L’UPP et l’UPR, placées sous la référence du même psychiatre et de la même équipe de soignants, constituent une unique unité fonctionnelle hospitalière dénommée couramment UPPR.
La prise en charge est fortement marquée par la pénurie médicale ̶ un psychiatrie senior et un psychiatre associé seulement, pour les deux unités, lors de la visite ̶ et le turn-over des infirmiers et aides-soignants après une période de vacance de postes, ce qui ne permet pas de former les soignants à la hauteur des besoins. La bonne facture du livret d’accompagnement à la prise de poste en psychiatrie ne compense pas le déficit de formation initiale et continue, l’absence d’étayage et d’analyse des pratiques professionnelles, l’absence d’interrogation éthique dans le cadre d’un comité d’éthique par exemple. Cela entraîne des différences dans les soins prodigués à l’UPO et à l’UPPR et la recherche insuffisante du consentement du patient aux soins. Les soignants sont aussi peu préparés aux situations de violence, recourant en pareil cas à la présence trop active d’un agent de sécurité d’une entreprise privée.
L’investissement d’une ergothérapeute dans les soins est toutefois appréciable, de même que l’appui d’assistantes de service social employées par l’hôpital.
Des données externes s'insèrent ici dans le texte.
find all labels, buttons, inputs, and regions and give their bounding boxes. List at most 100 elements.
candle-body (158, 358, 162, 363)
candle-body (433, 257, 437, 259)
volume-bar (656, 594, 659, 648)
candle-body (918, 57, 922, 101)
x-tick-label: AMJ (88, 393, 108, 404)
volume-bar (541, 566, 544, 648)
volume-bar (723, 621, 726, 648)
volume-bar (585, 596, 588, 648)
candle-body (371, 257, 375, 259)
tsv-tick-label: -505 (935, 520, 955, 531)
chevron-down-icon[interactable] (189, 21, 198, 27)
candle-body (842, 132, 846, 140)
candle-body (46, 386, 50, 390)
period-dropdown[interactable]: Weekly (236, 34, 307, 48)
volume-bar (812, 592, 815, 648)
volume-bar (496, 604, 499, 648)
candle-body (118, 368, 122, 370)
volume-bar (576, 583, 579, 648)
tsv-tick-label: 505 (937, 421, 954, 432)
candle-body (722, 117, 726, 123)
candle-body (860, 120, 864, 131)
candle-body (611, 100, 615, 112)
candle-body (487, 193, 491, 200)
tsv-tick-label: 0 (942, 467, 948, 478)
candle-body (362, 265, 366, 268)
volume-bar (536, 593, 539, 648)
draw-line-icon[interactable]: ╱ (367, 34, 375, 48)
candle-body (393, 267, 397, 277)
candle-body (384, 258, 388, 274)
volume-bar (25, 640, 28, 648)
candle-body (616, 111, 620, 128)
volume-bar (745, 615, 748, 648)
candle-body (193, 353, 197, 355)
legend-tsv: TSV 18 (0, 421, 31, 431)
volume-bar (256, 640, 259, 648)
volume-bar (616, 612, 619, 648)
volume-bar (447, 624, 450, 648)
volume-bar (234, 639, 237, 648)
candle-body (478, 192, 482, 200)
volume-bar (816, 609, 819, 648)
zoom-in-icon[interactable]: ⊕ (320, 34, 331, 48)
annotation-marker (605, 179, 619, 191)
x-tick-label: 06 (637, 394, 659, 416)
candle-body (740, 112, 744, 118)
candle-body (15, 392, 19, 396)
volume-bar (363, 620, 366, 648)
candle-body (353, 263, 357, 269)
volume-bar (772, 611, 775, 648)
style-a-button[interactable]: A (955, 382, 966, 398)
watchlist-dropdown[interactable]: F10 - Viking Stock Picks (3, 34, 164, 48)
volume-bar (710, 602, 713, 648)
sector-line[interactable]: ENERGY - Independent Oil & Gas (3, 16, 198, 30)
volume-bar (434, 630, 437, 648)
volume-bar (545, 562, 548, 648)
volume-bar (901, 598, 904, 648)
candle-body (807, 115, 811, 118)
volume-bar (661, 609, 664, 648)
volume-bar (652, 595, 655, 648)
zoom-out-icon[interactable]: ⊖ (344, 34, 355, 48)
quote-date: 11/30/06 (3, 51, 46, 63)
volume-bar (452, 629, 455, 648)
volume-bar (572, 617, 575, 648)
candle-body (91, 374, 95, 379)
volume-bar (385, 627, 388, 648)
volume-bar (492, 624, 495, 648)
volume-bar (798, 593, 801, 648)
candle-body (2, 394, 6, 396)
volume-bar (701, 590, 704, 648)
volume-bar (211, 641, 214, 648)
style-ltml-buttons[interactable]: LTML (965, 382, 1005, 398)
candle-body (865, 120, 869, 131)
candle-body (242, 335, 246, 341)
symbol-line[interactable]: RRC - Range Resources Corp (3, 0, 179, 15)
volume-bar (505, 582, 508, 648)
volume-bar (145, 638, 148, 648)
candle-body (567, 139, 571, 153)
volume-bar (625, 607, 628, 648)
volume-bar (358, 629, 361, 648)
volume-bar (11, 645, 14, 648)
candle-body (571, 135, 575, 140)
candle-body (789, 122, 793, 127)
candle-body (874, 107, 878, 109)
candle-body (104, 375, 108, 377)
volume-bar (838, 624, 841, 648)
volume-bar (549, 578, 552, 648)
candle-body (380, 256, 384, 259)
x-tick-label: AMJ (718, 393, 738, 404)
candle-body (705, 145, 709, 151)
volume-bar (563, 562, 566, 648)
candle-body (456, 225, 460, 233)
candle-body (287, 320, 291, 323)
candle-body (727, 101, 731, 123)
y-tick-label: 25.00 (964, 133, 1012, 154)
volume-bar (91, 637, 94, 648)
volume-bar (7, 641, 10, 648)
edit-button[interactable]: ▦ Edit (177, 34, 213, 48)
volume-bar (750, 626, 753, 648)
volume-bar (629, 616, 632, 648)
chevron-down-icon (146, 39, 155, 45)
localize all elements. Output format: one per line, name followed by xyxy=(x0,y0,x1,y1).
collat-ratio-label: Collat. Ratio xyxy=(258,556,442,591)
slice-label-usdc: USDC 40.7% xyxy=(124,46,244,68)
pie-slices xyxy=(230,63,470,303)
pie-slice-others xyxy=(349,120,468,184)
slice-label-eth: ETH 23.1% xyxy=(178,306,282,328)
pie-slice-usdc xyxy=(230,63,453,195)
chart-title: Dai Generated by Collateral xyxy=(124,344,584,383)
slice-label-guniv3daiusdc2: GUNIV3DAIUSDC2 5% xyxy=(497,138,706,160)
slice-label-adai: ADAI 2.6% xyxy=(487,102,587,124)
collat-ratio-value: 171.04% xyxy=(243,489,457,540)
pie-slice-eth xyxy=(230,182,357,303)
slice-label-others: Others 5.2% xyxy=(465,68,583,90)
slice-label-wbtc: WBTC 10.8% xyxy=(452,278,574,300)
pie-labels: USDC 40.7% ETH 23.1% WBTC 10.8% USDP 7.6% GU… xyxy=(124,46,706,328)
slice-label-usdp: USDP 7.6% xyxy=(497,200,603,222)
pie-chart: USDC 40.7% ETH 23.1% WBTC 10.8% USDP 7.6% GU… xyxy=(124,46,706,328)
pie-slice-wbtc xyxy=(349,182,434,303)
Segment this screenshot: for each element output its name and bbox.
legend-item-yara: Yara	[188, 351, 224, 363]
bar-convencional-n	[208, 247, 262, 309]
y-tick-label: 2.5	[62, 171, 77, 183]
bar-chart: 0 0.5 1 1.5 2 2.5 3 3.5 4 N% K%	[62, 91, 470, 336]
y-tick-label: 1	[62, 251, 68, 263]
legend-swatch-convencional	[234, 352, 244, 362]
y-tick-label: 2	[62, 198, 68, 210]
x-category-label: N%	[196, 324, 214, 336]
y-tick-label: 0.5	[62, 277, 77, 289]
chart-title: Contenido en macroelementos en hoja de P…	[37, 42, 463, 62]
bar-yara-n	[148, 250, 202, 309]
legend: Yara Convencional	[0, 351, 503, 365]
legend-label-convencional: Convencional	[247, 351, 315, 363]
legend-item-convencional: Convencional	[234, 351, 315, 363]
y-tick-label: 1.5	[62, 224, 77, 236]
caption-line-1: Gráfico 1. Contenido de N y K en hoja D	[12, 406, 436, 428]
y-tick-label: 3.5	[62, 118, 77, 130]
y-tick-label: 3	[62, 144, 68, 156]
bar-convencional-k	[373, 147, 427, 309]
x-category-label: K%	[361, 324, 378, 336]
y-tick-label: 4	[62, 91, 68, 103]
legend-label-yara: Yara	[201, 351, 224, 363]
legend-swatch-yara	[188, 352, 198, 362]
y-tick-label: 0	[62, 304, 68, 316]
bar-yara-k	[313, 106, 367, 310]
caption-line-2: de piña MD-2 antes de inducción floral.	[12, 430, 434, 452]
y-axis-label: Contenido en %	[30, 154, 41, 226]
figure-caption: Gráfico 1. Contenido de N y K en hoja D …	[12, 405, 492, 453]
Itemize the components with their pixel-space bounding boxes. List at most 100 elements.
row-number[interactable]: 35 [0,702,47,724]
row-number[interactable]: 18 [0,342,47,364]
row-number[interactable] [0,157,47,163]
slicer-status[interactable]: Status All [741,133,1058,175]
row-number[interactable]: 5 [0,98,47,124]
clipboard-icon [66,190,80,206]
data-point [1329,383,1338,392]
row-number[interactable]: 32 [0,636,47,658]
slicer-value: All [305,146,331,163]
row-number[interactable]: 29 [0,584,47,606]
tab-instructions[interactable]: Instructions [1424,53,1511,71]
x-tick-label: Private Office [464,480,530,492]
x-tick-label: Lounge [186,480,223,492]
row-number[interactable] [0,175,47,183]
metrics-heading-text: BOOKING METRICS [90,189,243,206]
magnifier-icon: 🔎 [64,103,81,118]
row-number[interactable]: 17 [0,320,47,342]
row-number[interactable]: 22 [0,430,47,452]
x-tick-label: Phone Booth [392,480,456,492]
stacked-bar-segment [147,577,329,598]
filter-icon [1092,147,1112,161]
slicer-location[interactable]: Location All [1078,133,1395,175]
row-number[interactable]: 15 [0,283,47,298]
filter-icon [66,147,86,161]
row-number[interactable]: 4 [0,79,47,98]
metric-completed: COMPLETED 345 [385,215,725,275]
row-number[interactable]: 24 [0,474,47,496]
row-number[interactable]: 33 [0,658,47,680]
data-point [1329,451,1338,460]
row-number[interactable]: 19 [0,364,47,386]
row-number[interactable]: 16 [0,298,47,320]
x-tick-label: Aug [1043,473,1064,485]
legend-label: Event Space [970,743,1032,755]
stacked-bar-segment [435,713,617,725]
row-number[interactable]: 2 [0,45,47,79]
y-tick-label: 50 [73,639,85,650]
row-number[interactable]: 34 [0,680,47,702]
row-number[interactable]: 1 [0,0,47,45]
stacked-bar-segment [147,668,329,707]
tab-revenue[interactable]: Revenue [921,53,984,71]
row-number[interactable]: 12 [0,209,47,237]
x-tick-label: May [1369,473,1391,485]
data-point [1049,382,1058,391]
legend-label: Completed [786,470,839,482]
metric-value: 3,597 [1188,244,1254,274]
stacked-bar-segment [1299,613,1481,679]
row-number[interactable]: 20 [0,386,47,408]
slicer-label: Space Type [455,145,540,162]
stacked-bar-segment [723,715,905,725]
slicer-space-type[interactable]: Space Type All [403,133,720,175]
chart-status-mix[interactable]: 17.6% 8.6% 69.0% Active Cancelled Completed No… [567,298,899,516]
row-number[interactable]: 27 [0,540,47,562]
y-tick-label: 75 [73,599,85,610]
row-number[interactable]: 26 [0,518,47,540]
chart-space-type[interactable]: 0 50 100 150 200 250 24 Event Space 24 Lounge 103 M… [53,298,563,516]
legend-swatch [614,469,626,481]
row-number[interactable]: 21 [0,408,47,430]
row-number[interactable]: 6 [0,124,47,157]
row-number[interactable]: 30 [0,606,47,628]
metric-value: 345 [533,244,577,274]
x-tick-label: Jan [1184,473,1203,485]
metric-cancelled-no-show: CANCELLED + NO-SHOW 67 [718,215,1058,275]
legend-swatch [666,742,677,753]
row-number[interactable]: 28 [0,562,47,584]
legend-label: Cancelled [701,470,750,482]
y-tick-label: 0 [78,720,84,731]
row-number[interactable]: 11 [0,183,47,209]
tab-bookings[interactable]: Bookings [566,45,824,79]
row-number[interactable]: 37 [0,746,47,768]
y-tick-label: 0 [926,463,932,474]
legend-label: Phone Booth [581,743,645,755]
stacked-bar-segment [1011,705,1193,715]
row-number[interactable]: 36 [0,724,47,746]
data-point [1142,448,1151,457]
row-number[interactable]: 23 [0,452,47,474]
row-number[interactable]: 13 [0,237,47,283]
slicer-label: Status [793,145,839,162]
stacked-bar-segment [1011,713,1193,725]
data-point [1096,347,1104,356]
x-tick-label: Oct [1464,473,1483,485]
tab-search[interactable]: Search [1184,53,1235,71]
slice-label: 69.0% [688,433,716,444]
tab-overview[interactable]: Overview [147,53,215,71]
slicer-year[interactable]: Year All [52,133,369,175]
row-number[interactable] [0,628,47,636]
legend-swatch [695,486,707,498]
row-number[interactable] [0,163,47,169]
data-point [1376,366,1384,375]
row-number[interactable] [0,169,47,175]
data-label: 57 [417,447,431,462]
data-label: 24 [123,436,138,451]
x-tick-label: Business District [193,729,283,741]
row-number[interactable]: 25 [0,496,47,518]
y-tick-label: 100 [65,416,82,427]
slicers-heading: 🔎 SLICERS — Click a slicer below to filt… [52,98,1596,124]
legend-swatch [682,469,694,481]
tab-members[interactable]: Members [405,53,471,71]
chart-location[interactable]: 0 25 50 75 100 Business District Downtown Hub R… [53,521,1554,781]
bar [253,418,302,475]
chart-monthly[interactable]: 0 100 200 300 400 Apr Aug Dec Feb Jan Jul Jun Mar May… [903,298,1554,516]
Les soins somatiques sont, eux, accessibles sans difficulté.
La durée moyenne de séjour a augmenté d’environ quatre jours dans chacune des deux unités entre 2021 et 2022. La part des patients hospitalisées en soins sans consentement (40,9 % lors de la visite, 57,6 % en 2022) est deux fois supérieure à la moyenne nationale de 2021, avec un recours important à la procédure dérogatoire des soins psychiatriques en péril imminent en raison de la difficulté à faire intervenir un psychiatre non rattaché à l’établissement.
L’établissement se heurte à un phénomène de suroccupation des lits qu’il ne parvient pas à résoudre malgré le dispositif du CAC-SPUL installé en amont de l’hospitalisation au CH Bel-Air. Les patients commencent à attendre au CH Bel-Air, parfois sous contention mécanique sur un brancard disposé à la vue de tous au service d’accueil d’urgence. Lors de la visite des unités de psychiatrie du CH d’Hayange, les lits étaient occupés à 100 %. Les chambres d’isolement sont parfois réquisitionnées pour admettre en urgence un patient surnuméraire, qu’il soit admis en SL ou en SSC. Dans tous les cas, la porte de la chambre d’isolement est fermée, conformément à l’usage qui en serait fait dans le cadre d’une mesure d’isolement.
Les chambres d’isolement, réparties deux par deux à l’UPO et à l’UPP, sont considérées à l’UPO comme des chambres d’apaisement, à tort. Leur équipement et leur conception ne respectent pas l’intimité et la dignité du patient en l’absence de dispositif d’appel aux soignants, d’accès direct à l’eau potable, à une chasse d’eau et à la lumière, de draps, d’assises pour le patient et le soignant. La politique de moindre recours à l’isolement et à la contention n’est pas formalisée, même si la contention est rare et que la possibilité d’user d’alternatives est valorisée.
La dignité des patients est aussi atteinte dès lors qu’ils sont placés en permanence sous vidéosurveillance dans les chambres du CAC et dans les chambres d’isolement d’Hayange.
Les atteintes à la liberté d’aller et venir concernent les patients en SL hospitalisés à l’UPO, qui ne bénéficient d’aucune autonomie en raison de la fermeture de la porte.
Parallèlement, les contrôleurs ont relevé des conditions matérielles de séjour satisfaisantes et un faible nombre de restrictions individuelles dans la vie quotidienne.
L’attention portée par les professionnels de toutes catégories, exerçant à Hayange, à Thionville ou à Metz à la mission de contrôle et les réponses apportées au rapport provisoire dans le cadre de la procédure contradictoire laissent percevoir la possibilité d’évolutions favorables.